Written by | Tuesday, December 24th, 2013
@Eubulletin

When heads of state and government gathered for teh last time this year in Brussels on 19 and 20 December for a European Council Summit, security and defence as well as the economic and monetary union, along with a post-mortem on Ukraine’s apparent shun of closer ties, was very much high on the agenda were the main topics on the agenda. Apart from the still unfolding drama on the streets of Kiev, the two day summit also saw talks held on Central African Republic, where fresh fighting engulfed its capital, and also while the civil war in Syria was still raging and a long-waited-for shared economic recovery for the 28 nation bloc was taking place.
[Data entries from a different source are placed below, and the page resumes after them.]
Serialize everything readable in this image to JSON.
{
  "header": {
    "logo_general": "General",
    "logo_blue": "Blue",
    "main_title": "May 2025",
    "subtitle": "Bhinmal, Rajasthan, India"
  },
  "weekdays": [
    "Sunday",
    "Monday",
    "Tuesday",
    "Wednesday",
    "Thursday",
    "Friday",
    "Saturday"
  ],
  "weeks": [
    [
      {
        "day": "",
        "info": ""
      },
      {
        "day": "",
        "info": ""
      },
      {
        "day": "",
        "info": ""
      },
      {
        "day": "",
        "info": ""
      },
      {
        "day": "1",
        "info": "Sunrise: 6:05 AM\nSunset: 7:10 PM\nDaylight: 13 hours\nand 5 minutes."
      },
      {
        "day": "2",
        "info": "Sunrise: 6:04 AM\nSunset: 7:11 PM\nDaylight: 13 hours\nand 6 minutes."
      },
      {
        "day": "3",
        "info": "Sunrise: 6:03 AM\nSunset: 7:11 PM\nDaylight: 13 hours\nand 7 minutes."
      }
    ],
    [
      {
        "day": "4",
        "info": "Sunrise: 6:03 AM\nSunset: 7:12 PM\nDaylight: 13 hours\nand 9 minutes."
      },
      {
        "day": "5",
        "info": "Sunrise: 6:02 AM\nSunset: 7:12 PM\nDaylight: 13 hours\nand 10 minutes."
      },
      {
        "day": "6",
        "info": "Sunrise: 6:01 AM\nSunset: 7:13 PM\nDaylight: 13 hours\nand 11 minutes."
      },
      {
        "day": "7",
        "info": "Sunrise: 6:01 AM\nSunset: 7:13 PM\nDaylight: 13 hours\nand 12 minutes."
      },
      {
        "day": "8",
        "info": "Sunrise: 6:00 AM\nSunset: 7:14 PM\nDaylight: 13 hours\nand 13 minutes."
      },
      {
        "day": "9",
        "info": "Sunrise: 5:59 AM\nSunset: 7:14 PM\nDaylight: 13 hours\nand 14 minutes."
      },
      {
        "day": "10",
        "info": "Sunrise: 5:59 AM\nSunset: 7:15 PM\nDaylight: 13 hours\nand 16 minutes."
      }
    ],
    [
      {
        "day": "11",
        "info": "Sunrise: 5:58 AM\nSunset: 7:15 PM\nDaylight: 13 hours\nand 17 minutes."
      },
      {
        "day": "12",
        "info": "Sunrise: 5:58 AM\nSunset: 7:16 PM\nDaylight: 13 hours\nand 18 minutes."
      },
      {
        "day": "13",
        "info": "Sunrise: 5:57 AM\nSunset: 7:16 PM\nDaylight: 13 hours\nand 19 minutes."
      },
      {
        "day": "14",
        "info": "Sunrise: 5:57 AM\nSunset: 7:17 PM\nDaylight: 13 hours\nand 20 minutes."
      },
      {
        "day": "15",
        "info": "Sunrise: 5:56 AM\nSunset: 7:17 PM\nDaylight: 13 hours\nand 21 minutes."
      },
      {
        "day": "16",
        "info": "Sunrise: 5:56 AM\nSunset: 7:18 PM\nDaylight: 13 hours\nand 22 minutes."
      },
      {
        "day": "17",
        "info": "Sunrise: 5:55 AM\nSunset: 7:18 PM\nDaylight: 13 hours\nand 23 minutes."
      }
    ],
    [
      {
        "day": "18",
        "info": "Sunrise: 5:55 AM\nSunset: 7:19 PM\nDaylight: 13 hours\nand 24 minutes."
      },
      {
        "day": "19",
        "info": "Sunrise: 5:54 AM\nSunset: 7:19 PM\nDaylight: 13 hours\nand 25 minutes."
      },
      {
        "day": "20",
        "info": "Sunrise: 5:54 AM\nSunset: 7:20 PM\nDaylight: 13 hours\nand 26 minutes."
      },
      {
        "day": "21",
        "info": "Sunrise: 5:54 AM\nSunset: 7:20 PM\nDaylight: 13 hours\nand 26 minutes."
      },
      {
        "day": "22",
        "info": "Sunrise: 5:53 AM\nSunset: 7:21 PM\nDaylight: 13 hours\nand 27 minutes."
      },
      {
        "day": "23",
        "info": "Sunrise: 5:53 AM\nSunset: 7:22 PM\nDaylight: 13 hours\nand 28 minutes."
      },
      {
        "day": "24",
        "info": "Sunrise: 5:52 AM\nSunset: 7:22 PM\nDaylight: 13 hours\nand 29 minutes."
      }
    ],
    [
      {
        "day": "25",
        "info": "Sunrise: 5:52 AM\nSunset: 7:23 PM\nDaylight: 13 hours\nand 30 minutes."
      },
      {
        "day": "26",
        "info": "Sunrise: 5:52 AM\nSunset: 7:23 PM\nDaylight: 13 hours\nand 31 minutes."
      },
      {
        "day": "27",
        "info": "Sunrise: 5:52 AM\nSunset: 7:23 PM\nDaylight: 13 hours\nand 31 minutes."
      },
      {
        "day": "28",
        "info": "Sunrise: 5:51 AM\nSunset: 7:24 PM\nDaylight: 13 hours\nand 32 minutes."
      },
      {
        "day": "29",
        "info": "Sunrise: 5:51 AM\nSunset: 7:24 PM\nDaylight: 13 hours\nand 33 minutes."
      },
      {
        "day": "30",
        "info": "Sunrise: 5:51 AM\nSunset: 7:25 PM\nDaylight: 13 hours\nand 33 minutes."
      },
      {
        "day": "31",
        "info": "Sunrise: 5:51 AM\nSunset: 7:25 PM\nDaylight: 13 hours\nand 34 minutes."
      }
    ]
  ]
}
While repudiating a planned EU deal in favour of Russian financial assistance, the Ukrainian government drew the ire of many of its own people, with street protests engulfing Kiev. In Brussels, the European Council Summit gave a message that was somewhat milder, with one EU leader stressing that the door remains open to Ukraine, just perhaps not its current government. Commenting on the current ‘stand-off’ situation, José Manuel Barroso, European Commision President, said that “For the European, as the President of the European Council already stated, the offer of an association agreement including a deepen and comprehensive free trade area has always been precisely that: an offer, a proposition. It was never an imposition. And as we stated in Vilnius the European Union remains committed to the signing of the agreement.”
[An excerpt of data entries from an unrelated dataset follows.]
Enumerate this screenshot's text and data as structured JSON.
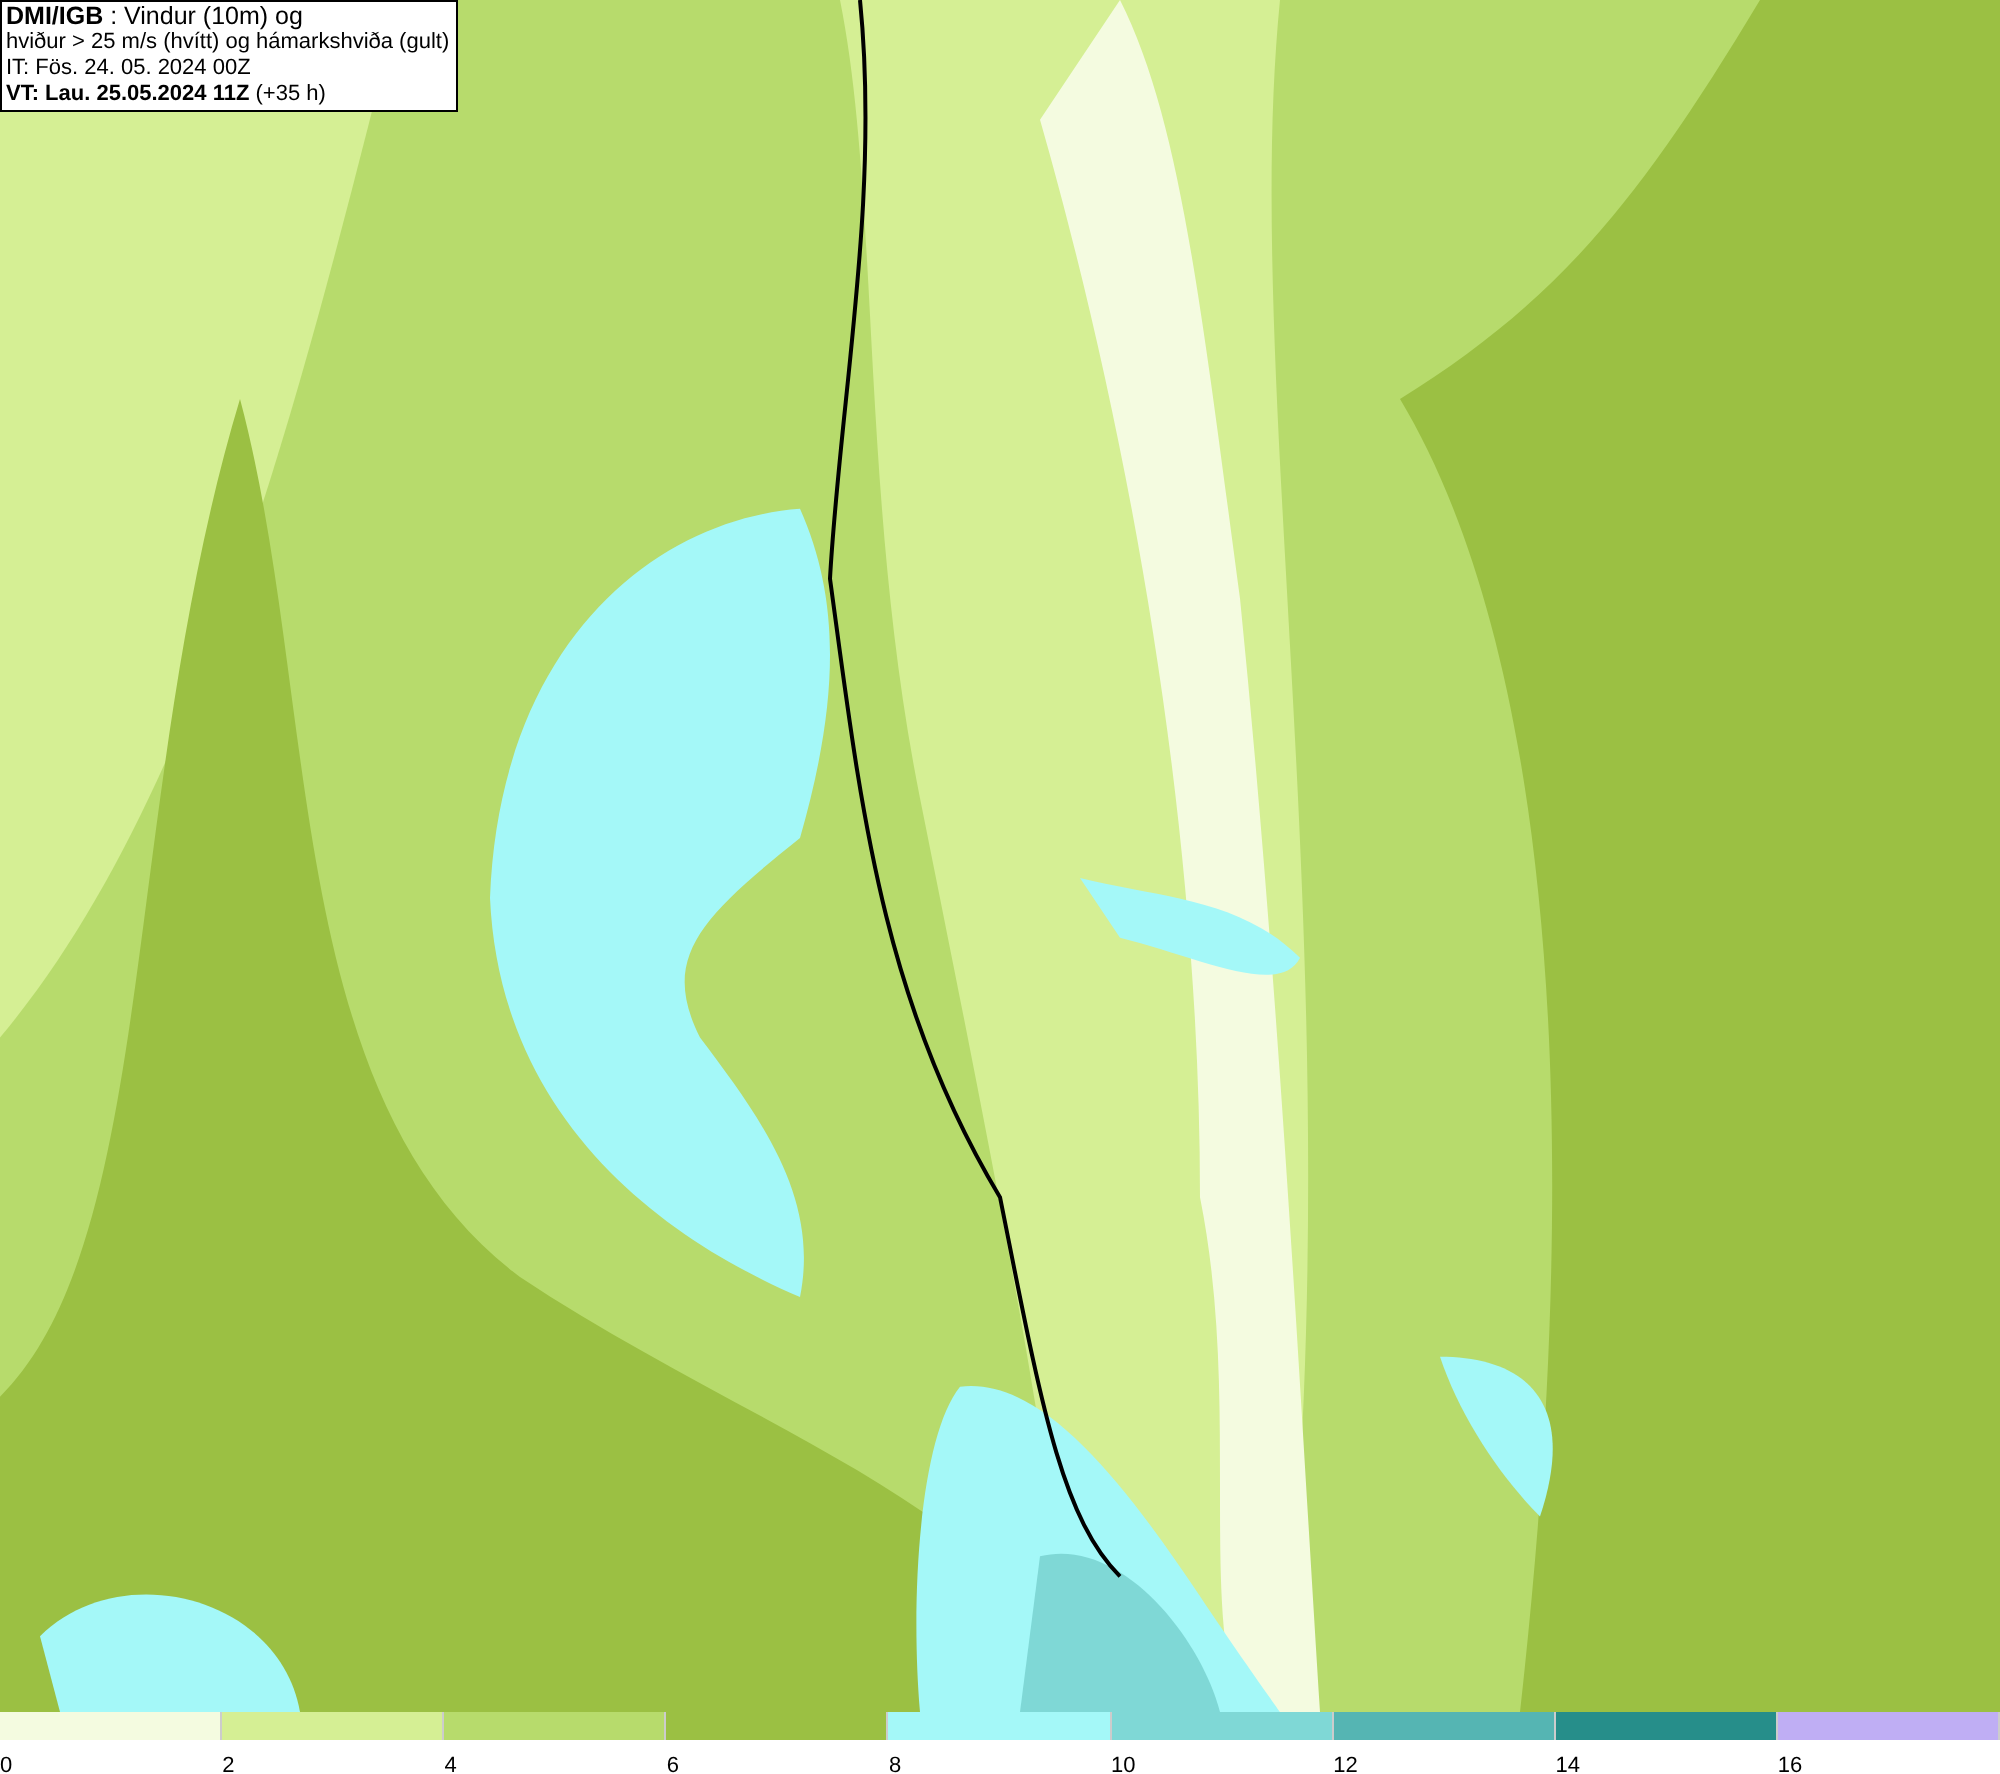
{
  "info_box": {
    "lines": [
      "**DMI/IGB** : Vindur (10m) og",
      "hviður > 25 m/s (hvítt) og hámarkshviða (gult)",
      "IT: Fös. 24. 05. 2024 00Z",
      "**VT: Lau. 25.05.2024 11Z** (+35 h)"
    ]
  },
  "legend": [
    {
      "label": "0",
      "color": "#f4fbe0"
    },
    {
      "label": "2",
      "color": "#d5ef94"
    },
    {
      "label": "4",
      "color": "#b7db6c"
    },
    {
      "label": "6",
      "color": "#9bc043"
    },
    {
      "label": "8",
      "color": "#a4f8f8"
    },
    {
      "label": "10",
      "color": "#7fd8d6"
    },
    {
      "label": "12",
      "color": "#55b5b3"
    },
    {
      "label": "14",
      "color": "#268e8a"
    },
    {
      "label": "16",
      "color": "#bfaef4"
    }
  ]
}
On other issues, EU leaders hailed the planned pan-European banking union, while stressing that arduous negotiations with European Parliament are widely anticipated. The final details on the banking union were ironed out by finance ministers meeting yesterday, but the negotiating teams failed to agree so-called “contractual arrangements” designed to push member states to reform their economies. The Summit also put Georgia, Moldova on fast track to the association with the European Union. Having learned the bitter lesson of procrastinating with Ukraine, which has put its EU association agreement (AA) on ice, EU leaders decided today to put Georgia and Moldova on a fast track to sign their respective association agreements by August 2014.
It has been more than 10 years since France and the UK launched the European Security and Defence Policy through the St Malo Declaration. The European Commission attempted to relaunch cooperation in 2007 with the objective to foster a more competitive European defence industry. For the first time in five years, EU leaders dedicated a European Council summit to defence and security policy, which had been kept under the carpet during the still lingering economic crisis. The outcome was far less ambitious than some EU member states may have expected, and leaders said in their final conclusions that they would bring up the issue again in the coming year.